10:49 am on May 4, 2021 (gmt 0)



And I remember a WebmasterWorld member who, some 15+ years ago, uploaded 10 thousand auto generated pages (100 pages x 100 sites) each and every day (an hour or two after breakfast) expecting G to nuke 90% within a week, 99+% within a month but sufficient surviving that they got their UPS delivered cheque each month...

One might say the spammy problem was created by Google with a well thought out business model.
The irony about comment spam is about 90% of the email addresses I encounter used to register are gmail accounts.

For one of my customers, over 60% of probing for site vulnerabilities originates from the Google Cloud. That particular site, while very very small, was a blog that had an article about Google. Shortly after that Google article was posted, traffic referred by Google searches (for the entire site) dropped to zero.

samwest

1:51 pm on May 5, 2021 (gmt 0)

WebmasterWorld Senior Member 10+ Year Member Top Contributors Of The Month



When they remove those pages, their profitable traffic share increases. Problem is, what is considered spam? Knowing how this company operates, probably anything that contravenes their ability to dominate the market and rake in cash. In other words, "the competition".
There's a name for that, but I just can't recall...

EditorialGuy

8:53 pm on May 5, 2021 (gmt 0)

WebmasterWorld Senior Member 10+ Year Member Top Contributors Of The Month



One might say the spammy problem was created by Google with a well thought out business model.

Right. And banks are to blame for the existence of bank robbers.

goodoldweb

2:57 am on May 6, 2021 (gmt 0)

10+ Year Member Top Contributors Of The Month



Right. And banks are to blame for the existence of bank robbers.

Banks must exercise due diligence, ensure their security measures are up to scratch and not openly engage in promoting robbery. It is a crime when a bank pay robbers (well) to brake in, then later collect large sums of insurance money.
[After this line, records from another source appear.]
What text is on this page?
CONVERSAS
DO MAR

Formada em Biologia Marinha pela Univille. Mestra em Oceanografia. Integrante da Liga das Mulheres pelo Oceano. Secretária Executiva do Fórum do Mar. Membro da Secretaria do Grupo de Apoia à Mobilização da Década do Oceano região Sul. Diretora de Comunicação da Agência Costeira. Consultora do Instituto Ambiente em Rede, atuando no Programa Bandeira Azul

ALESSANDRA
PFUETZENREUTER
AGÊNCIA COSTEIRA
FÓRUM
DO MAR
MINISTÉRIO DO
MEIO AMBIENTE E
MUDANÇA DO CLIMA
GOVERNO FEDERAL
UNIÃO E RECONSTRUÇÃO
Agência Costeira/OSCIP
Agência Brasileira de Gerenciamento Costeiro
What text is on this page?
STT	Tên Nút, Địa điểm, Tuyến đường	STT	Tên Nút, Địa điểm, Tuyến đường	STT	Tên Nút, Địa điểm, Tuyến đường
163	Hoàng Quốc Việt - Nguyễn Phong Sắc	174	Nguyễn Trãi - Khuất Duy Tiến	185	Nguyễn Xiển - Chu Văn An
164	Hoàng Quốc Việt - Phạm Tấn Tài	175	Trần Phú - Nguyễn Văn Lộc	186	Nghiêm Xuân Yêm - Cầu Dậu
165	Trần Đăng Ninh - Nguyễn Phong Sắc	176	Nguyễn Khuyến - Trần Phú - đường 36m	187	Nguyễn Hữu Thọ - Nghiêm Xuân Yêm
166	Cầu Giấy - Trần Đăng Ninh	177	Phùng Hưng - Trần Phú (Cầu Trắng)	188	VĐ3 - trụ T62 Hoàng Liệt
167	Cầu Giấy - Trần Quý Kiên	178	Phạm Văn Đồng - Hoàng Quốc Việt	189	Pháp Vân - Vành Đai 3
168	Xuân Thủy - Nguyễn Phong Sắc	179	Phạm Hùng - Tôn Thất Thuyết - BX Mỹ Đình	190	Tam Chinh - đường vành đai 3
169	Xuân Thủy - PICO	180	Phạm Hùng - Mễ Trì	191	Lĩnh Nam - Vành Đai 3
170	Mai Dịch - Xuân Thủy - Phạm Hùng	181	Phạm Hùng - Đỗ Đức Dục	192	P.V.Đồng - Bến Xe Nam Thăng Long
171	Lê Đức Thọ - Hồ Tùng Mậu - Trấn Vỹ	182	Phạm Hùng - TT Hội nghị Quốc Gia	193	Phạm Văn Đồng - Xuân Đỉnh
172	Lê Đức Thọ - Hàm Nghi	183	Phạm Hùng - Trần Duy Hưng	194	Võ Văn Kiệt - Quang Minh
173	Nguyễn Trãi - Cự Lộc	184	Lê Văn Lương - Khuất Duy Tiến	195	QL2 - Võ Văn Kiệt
Now you have a better understanding of the AdSense business model.

thelostagency

8:13 am on May 6, 2021 (gmt 0)

10+ Year Member



Hows GPT3 going to make this an ever bigger problem?

heisje

6:07 am on May 8, 2021 (gmt 0)

10+ Year Member Top Contributors Of The Month



@goodoldweb
Google must continue to report +40% increase in earnings each quarter, this can not be achieved without labeling and penalising most of the internet as "spam" (business and shopping sites in particular).

Exactly! >> the essence of the matter, already a long time too.
.

heisje

11:18 am on May 8, 2021 (gmt 0)

10+ Year Member Top Contributors Of The Month



Disgraceful misinformation & false news as part of their defense against authorities investigating their abusive practices. "Spam" and "Security" their eternal pet excuses. And why not? They have worked pretty well to date. Mighty surprise, criminals lying.
.

goodoldweb

1:40 pm on May 12, 2021 (gmt 0)

10+ Year Member Top Contributors Of The Month



@heisje

As far as I am concerned Google are now the internet's number one enemy, a disgusting uncompetitive predatory company really. They make Microsoft look great.

I will prefer to shut my business than ever spend even one cent with them on advertising. It's a matter of principal. I found ways to get my traffic via social networks and don't really need them anymore.

To me, the way they bombard viewers with ads on utube simply confirms they've totally lost the plot.